Turns out my dog choice is a reflection of my personality. Neurotic people have neurotic dogs (plot on left) and extraverted people have more outgoing dogs. The other traits show a similar pattern.
And while the chicken and egg of all this is hard to parse out, three interesting, sub-findings argue there is some cause and effect going on here.
- The dog personality rating was done by the owner but also independently by a person who knew the dog but wasn’t the owner. The correlations still hold.
- Maybe everyone who knows the dog (and the owner by extension) is projecting the owner personality onto the dog? Why then doesn’t it hold for the 2nd dog in those households?

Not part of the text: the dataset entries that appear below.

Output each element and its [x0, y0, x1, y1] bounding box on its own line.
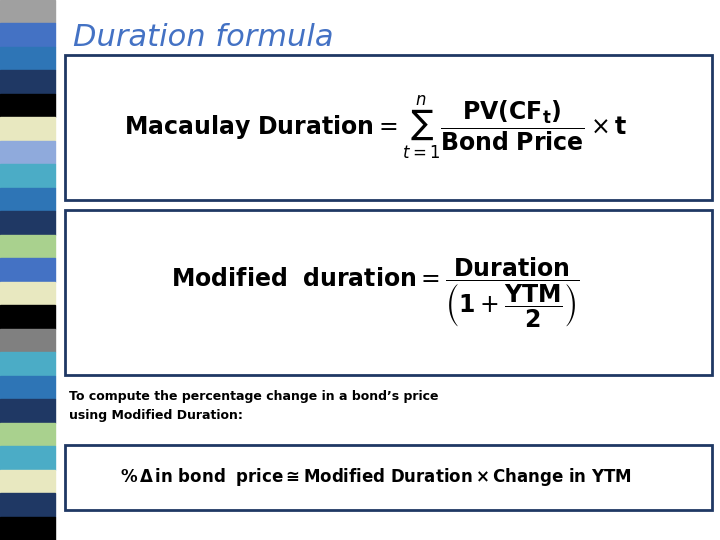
Bar	[0, 188, 55, 211]
Bar	[0, 423, 55, 446]
Bar	[0, 47, 55, 70]
Text: To compute the percentage change in a bond’s price
using Modified Duration:: To compute the percentage change in a bo…	[69, 390, 438, 422]
Bar	[0, 141, 55, 164]
Bar	[0, 0, 55, 23]
Bar	[65, 445, 712, 510]
Text: $\mathbf{\%\,\Delta\,in\ bond\ \ price \cong Modified\ Duration \times Change\ i: $\mathbf{\%\,\Delta\,in\ bond\ \ price \…	[120, 467, 631, 489]
Bar	[65, 210, 712, 375]
Bar	[0, 329, 55, 352]
Text: $\mathbf{Macaulay\ Duration} = \sum_{t=1}^{n} \dfrac{\mathbf{PV(CF_t)}}{\mathbf{: $\mathbf{Macaulay\ Duration} = \sum_{t=1…	[124, 93, 627, 161]
Bar	[0, 376, 55, 399]
Bar	[0, 211, 55, 235]
Bar	[0, 470, 55, 493]
Text: Duration formula: Duration formula	[73, 24, 333, 52]
Bar	[0, 235, 55, 258]
Bar	[0, 23, 55, 47]
Bar	[0, 117, 55, 141]
Bar	[0, 94, 55, 117]
Text: $\mathbf{Modified\ \ duration} = \dfrac{\mathbf{Duration}}{\left(\mathbf{1}+\dfr: $\mathbf{Modified\ \ duration} = \dfrac{…	[171, 255, 580, 330]
Bar	[0, 258, 55, 282]
Bar	[0, 164, 55, 188]
Bar	[0, 282, 55, 305]
Bar	[65, 55, 712, 200]
Bar	[0, 70, 55, 94]
Bar	[0, 305, 55, 329]
Bar	[0, 399, 55, 423]
Bar	[0, 493, 55, 517]
Bar	[0, 446, 55, 470]
Bar	[0, 517, 55, 540]
Bar	[0, 352, 55, 376]
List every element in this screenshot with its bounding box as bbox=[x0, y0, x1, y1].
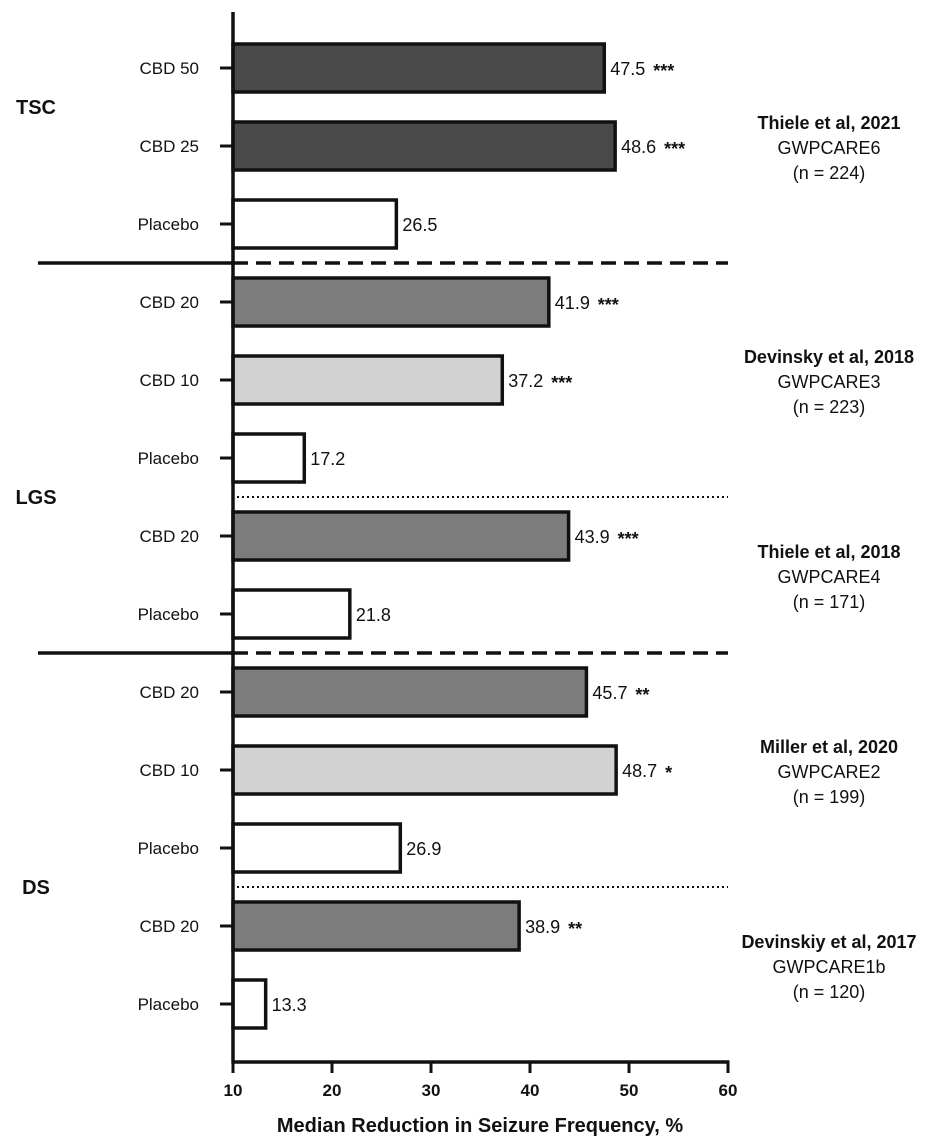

- There is no relationship between length of ownership and the dog/owner personality match. One could imagine owners and those who know the dogs being more likely to rate the two as the same if they’ve been together longer but that isn’t the case.
In separate dog and owner personality research there is a match between breed and owner personality. Tiny, toy (e.g. chihuahua) are more likely to be owned by people high in Openness. Lab owners? They’re high in Agreeableness, just like the stereotype for the breed.
What about hunting breeds? Yep, you guessed it, people higher in Conscientiousness who are more ideologically conservative and more likely to live in non-urban settings.
Imagine something so powerful it determines, in part, whether we marry, who we marry, whether we have kids, our profession, our interest in nature and art, musical taste, job performance, mental health, volunteer behavior, grade point average, dog or cat owner and yes, type of dog?
What are the chances Personality doesn’t play a role in the decision to support your charity?
Now imagine you can tag your house file and put every donor into a Personality bucket and have a crib sheet on words to use, images to use and examples of a facebook ad and letter for each trait?
What would prevent you from doing this? This last question isn’t intended to be rhetorical, we are genuinely interested in what barriers our readers think stand in the way of a trial.